II. Frühere gesetzliche Bestimmungen treten nicht wieder in Kraft.
III. Die Bundeskanzlerin ist zur unverzüglichen Kundmachung dieser Aussprüche im Bundesgesetzblatt I verpflichtet.
Begründung
Entscheidungsgründe
I. Anlassverfahren, Prüfungsbeschluss und Vorverfahren
1. Beim Verfassungsgerichtshof ist zur Zahl E1086/2018 eine auf Art144 B‑VG gestützte Beschwerde anhängig, der folgender Sachverhalt zugrunde liegt:
1.1. Die beschwerdeführende Partei hat auf Grundlage eines zum 23. September 2014 rückwirkend auf den 31. Dezember 2013 abgeschlossenen Einbringungsvertrages im Zuge einer – ohne Gewährung einer Gegenleistung erfolgten – Einbringung gemäß ArtIII Umgründungssteuergesetz (im Folgenden: UmgrStG) Eigentum an einer näher bezeichneten Baurechtseinlage samt dazugehörigem Superädifikat (Sporthalle und Sportplätze) in der Marktgemeinde X. erworben.
1.2. Mit Kaufvertrag vom 27. Mai 2015 veräußerte die beschwerdeführende Partei das Baurecht samt Superädifikat an die Grundeigentümerin, die Marktgemeinde X., um einen Betrag in der Höhe von € 250.000,– und beantragte beim zuständigen Finanzamt am 18. Juni 2015 die "Zusendung eines aktuellen Einheitswertes" für das Superädifikat.
1.3. Mit Feststellungsbescheid vom 22. Juni 2015 stellte die Abgabenbehörde den Einheitswert zum 1. Jänner 2015 im Zuge einer Wertfortschreibung unter Anwendung des Abgabenänderungsgesetzes 1982, BGBl 570, für die Baurechtseinlage mit € 294.900,– fest.
1.4. Die für den anlässlich der Einbringung durch Erwerb des Baurechtes verwirklichten Erwerbsvorgang anfallende Grunderwerbsteuer hat die beschwerdeführende Partei am 10. September 2015, unter Zugrundelegung des von der Abgabenbehörde zum 1. Jänner 2015 festgestellten Einheitswertes in Höhe von € 294.900,–, selbst berechnet und gemäß §22 Abs5 UmgrStG mit dem zweifachen Einheitswert bemessen, sodass sich eine Grunderwerbsteuer in Höhe von € 20.643,– ergab.

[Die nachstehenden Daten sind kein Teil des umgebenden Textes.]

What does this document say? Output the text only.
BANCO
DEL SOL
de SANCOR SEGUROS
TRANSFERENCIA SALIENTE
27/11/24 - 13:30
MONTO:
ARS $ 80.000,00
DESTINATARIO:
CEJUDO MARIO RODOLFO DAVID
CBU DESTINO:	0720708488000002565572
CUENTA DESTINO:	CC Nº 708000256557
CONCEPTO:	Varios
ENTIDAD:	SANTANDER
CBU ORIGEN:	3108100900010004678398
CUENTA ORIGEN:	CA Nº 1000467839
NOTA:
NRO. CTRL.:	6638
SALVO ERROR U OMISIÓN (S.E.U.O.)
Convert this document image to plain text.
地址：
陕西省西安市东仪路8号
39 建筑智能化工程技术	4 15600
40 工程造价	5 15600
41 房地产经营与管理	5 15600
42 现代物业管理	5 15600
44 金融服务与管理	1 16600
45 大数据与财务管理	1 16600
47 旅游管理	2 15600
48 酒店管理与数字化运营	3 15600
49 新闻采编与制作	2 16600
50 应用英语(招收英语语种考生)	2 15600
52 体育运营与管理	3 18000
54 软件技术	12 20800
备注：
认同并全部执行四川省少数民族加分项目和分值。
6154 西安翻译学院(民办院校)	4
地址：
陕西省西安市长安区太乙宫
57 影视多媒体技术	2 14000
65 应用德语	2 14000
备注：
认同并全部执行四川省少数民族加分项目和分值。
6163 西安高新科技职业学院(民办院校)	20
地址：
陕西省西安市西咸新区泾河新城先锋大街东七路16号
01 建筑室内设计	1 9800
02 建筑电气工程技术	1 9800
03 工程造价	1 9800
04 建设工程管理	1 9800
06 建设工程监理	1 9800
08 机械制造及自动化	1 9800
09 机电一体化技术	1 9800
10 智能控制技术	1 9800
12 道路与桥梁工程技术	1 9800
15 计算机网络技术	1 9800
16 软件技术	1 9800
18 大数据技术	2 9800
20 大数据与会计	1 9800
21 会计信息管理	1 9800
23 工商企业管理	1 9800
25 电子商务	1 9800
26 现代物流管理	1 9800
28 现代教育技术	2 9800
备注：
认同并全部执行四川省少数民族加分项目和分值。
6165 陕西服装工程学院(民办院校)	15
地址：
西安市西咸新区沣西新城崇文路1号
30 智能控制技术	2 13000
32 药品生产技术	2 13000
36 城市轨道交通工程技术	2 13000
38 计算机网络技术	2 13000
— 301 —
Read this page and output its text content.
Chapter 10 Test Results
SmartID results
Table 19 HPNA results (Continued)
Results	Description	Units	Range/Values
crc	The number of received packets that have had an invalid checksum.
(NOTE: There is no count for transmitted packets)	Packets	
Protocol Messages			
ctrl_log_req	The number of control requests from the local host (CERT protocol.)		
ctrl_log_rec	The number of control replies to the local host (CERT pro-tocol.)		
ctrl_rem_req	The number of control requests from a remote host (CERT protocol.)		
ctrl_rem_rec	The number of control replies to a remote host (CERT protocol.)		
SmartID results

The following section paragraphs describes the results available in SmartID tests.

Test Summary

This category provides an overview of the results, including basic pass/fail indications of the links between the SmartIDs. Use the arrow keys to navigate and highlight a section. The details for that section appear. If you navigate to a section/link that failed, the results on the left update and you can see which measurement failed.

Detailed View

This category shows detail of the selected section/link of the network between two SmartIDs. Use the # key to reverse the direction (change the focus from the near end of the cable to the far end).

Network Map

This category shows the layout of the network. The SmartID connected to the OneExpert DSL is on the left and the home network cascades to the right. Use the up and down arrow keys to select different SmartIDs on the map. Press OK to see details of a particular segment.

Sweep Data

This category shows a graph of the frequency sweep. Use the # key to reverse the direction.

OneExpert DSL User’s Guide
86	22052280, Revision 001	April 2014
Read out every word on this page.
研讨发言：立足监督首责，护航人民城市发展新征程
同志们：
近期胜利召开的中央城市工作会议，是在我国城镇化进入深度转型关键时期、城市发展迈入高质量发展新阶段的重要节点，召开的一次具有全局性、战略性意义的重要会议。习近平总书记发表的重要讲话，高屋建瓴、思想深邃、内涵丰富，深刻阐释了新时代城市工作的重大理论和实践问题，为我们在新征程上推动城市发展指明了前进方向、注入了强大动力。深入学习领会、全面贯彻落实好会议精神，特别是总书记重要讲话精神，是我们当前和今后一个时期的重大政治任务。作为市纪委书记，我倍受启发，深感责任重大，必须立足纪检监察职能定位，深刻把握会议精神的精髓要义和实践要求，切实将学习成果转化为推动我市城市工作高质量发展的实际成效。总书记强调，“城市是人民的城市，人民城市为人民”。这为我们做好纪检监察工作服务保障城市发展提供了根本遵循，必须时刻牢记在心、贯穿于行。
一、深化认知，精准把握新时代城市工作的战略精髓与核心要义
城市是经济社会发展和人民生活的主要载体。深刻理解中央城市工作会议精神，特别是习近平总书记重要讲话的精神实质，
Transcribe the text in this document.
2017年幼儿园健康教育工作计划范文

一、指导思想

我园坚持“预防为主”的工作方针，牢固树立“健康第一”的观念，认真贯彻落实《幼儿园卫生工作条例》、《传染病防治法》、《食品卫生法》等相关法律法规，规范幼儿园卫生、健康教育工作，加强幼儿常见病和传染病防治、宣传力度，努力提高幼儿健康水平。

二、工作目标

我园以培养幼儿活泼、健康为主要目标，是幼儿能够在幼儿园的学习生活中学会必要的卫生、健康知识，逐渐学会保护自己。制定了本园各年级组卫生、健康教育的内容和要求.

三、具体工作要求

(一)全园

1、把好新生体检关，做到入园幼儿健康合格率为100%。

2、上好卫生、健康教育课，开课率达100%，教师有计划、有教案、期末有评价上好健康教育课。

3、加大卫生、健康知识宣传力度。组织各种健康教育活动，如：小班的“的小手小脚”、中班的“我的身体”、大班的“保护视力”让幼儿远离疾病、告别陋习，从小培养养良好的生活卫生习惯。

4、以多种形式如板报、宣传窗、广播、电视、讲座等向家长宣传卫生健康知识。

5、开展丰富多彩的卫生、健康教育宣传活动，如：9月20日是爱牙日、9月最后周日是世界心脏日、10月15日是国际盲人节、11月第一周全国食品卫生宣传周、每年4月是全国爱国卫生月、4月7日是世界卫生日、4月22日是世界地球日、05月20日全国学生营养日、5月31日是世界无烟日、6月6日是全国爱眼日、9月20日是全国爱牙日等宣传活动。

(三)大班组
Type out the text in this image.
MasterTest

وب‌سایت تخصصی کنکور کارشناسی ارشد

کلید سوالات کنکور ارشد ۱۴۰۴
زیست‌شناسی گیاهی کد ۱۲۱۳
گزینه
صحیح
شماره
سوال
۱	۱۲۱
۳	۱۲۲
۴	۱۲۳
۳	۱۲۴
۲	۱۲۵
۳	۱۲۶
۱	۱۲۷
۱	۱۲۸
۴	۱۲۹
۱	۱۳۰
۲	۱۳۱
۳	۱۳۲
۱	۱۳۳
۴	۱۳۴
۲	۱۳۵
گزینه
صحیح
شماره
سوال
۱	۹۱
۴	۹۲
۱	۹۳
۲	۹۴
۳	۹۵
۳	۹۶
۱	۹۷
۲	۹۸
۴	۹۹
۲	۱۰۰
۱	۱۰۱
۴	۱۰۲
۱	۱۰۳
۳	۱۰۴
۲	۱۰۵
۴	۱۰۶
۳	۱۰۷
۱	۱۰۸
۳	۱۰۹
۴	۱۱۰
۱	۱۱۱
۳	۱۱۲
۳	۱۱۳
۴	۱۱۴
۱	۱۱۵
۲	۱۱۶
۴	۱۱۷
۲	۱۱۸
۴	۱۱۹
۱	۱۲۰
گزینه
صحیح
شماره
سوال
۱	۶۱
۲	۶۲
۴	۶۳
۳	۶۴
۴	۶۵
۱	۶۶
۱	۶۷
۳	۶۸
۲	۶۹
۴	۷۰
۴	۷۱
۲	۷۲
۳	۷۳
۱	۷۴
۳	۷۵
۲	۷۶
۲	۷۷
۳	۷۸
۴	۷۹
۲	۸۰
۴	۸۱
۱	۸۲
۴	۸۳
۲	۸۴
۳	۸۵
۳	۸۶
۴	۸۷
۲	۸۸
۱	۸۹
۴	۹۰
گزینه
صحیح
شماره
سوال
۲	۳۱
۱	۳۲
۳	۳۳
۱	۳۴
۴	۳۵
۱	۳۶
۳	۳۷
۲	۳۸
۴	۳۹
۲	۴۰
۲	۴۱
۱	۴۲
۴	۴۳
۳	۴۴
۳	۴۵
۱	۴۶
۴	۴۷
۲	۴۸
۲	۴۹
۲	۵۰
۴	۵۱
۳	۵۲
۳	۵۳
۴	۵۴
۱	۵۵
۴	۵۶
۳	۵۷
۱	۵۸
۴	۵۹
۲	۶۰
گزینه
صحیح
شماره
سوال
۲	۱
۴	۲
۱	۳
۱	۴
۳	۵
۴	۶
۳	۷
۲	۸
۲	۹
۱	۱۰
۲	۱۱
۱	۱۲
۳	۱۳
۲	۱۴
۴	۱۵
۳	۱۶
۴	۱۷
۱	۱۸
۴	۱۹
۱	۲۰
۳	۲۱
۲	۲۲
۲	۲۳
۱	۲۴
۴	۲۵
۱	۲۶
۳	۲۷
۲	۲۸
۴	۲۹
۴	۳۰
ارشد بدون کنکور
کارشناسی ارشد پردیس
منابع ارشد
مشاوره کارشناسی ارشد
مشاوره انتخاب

1.5. Am 22. September 2015 stellte die nunmehr beschwerdeführende Partei gestützt auf §201 Abs3 BAO den Antrag, die Grunderwerbsteuer für den Erwerbsvorgang auf Grundlage des (einfachen) Einheitswertes von € 294.900,– festzusetzen, in eventu mit dem gemeinen Wert von € 250.000,– zu bemessen. Begründend führte sie im Wesentlichen aus, §22 Abs5 UmgrStG sei verfassungswidrig, da diese Bestimmung keine dem §6 Abs1 litb Grunderwerbsteuergesetz (im Folgenden: GrEStG) idF BGBl I 112/2012 vergleichbare Regelung enthalte, wonach ein niedrigerer gemeiner Wert nachgewiesen werden könne.
1.6. Mit Bescheid vom 26. Jänner 2016 wies das Finanzamt für Gebühren, Verkehrsteuern und Glücksspiel den Antrag auf Festsetzung der Grunderwerbsteuer ab und setzte die Grunderwerbsteuer auf Grundlage des zuvor mit Bescheid der Abgabenbehörde 22. Juni 2015 festgestellten erhöhten Einheitswertes des Baurechtes iHv € 294.900,–, unter Anwendung des Zweifachen des Einheitswertes gemäß §22 Abs5 UmgrStG fest.
1.7. Die dagegen von der beschwerdeführenden Partei erhobene Beschwerde wurde mit Beschwerdevorentscheidung des Finanzamtes für Gebühren, Verkehrsteuern und Glücksspiel vom 1. April 2016 als unbegründet abgewiesen.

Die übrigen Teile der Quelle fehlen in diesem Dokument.